Be proactive with communication. Let’s say your loved one with dementia slips into what is called “sundowning,” when they have confusion or agitated behaviors in late afternoon or early evening. It is difficult when the behavior occurs to try to talk the person with dementia into doing something else or validate and redirect them. Instead, if you know the person experiences sundowning at 4:30 p.m. or so every day and you’re just waiting for the behavior to happen, you can become proactive and engage the person in an activity ahead of time. Take them for a walk or do an art project. As a family member or professional caregiver, choose to be proactive rather than reactive and waiting for the sundowning to occur.

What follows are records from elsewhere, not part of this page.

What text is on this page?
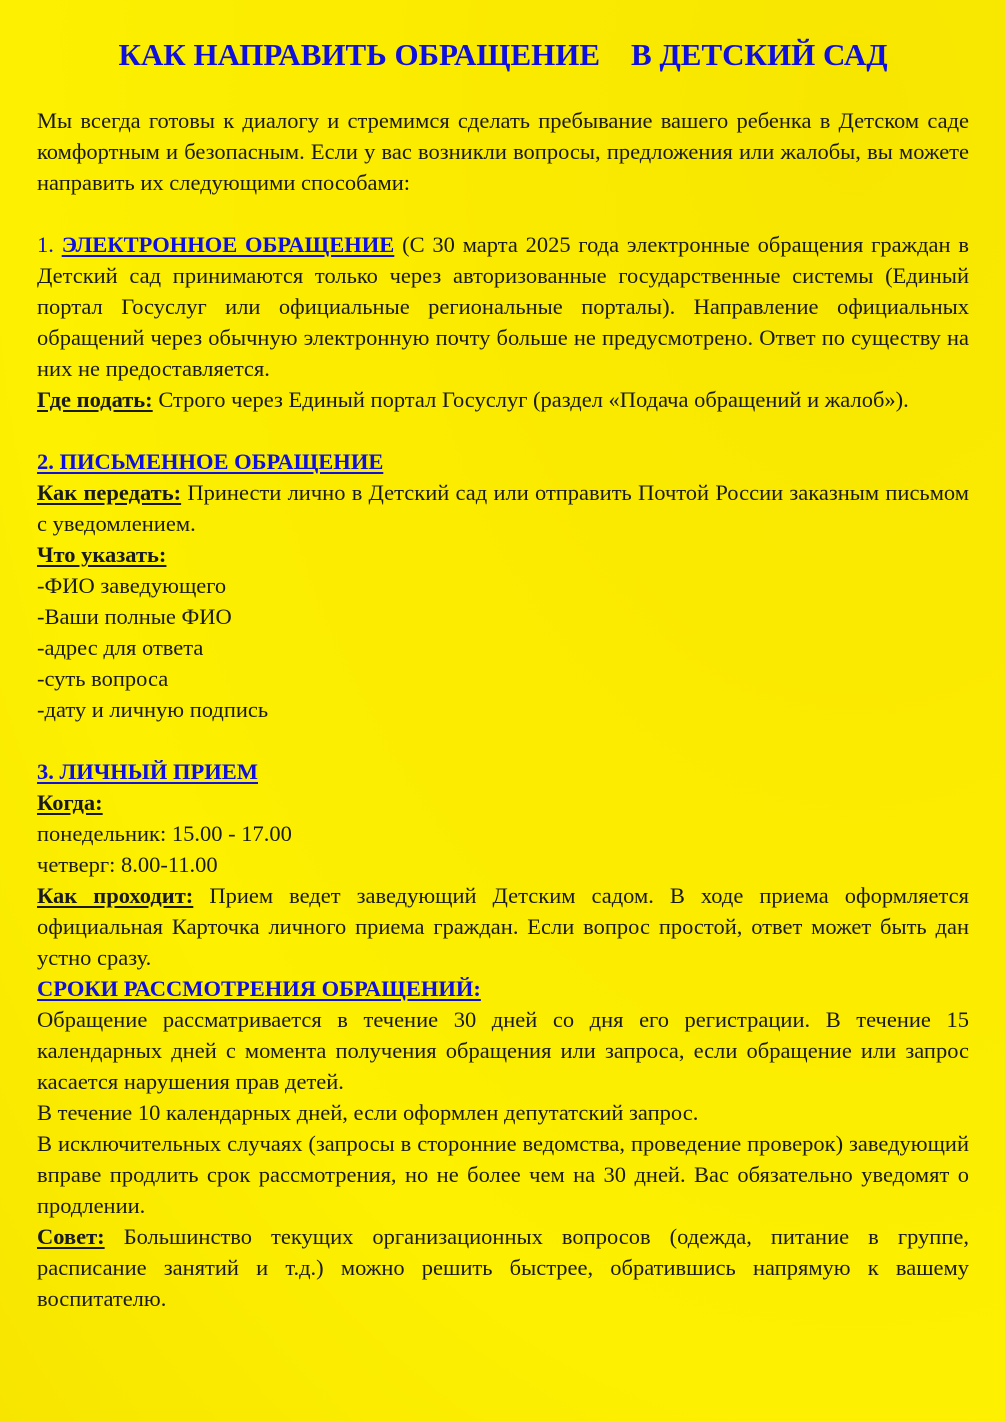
КАК НАПРАВИТЬ ОБРАЩЕНИЕ    В ДЕТСКИЙ САД

Мы всегда готовы к диалогу и стремимся сделать пребывание вашего ребенка в Детском саде комфортным и безопасным. Если у вас возникли вопросы, предложения или жалобы, вы можете направить их следующими способами:

1. ЭЛЕКТРОННОЕ ОБРАЩЕНИЕ (С 30 марта 2025 года электронные обращения граждан в Детский сад принимаются только через авторизованные государственные системы (Единый портал Госуслуг или официальные региональные порталы). Направление официальных обращений через обычную электронную почту больше не предусмотрено. Ответ по существу на них не предоставляется.

Где подать: Строго через Единый портал Госуслуг (раздел «Подача обращений и жалоб»).

2. ПИСЬМЕННОЕ ОБРАЩЕНИЕ

Как передать: Принести лично в Детский сад или отправить Почтой России заказным письмом с уведомлением.

Что указать:

-ФИО заведующего

-Ваши полные ФИО

-адрес для ответа

-суть вопроса

-дату и личную подпись

3. ЛИЧНЫЙ ПРИЕМ

Когда:

понедельник: 15.00 - 17.00

четверг: 8.00-11.00

Как проходит: Прием ведет заведующий Детским садом. В ходе приема оформляется официальная Карточка личного приема граждан. Если вопрос простой, ответ может быть дан устно сразу.

СРОКИ РАССМОТРЕНИЯ ОБРАЩЕНИЙ:

Обращение рассматривается в течение 30 дней со дня его регистрации. В течение 15 календарных дней с момента получения обращения или запроса, если обращение или запрос касается нарушения прав детей.

В течение 10 календарных дней, если оформлен депутатский запрос.

В исключительных случаях (запросы в сторонние ведомства, проведение проверок) заведующий вправе продлить срок рассмотрения, но не более чем на 30 дней. Вас обязательно уведомят о продлении.

Совет: Большинство текущих организационных вопросов (одежда, питание в группе, расписание занятий и т.д.) можно решить быстрее, обратившись напрямую к вашему воспитателю.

Focus on what the person can still do, rather than on what they can’t do. That’s a communication strategy in terms of modifying the activities for the person with dementia. Let’s say our client was always a good cook, but now she can’t process all the steps in a recipe. But if you cut up or measure all the ingredients, maybe she can still put the ingredients in the skillet or bowl and stir them. As the dementia progresses and the client becomes bedbound, you may be able to take her in a wheelchair to the kitchen and let her smell the ingredients. That’s still activating her senses, which is good for her brain, and she’s still getting some enjoyment out of that.

What advice do you have for family caregivers of loved ones with dementia?

Practice self-care. The most important thing is your own self-care. It sounds counterintuitive, because if you’re a family caregiver, you’re a giver, and you tend to put your loved one first. But if you don’t take care of yourself, I guarantee you, you’re not going to be well enough or even around to take care of your loved one with dementia. So stay in touch with your friends, go out for coffee, keep up with your exercise program, eat well, and try to sleep well.

Pace yourself. There are a lot of family members, especially spouses, who’ll say, “No, no, no. I’ve got this.” No, you do not have this. If you go at a pace that’s so fast, thinking you’re only running a couple of miles, and then you get one mile into dementia care and realize that this is a marathon and you’ve got 25+ miles to go, you’re going to burn out.

Recognize that you are not alone. Don’t let yourself get isolated. Ask for help and accept help when it’s offered. Call Right at Home, which can send resources and “A Guide for Those Supporting Loved Ones With Dementia or Cognitive Change,” or set you up with home care or respite care. Call the Alzheimer’s Association. Support groups are available. Talk with other people who are in the same boat, so you won’t feel so alone. Practice self-care, pace yourself and know you’re not alone. And please don’t be afraid to ask for help. We are all here for you.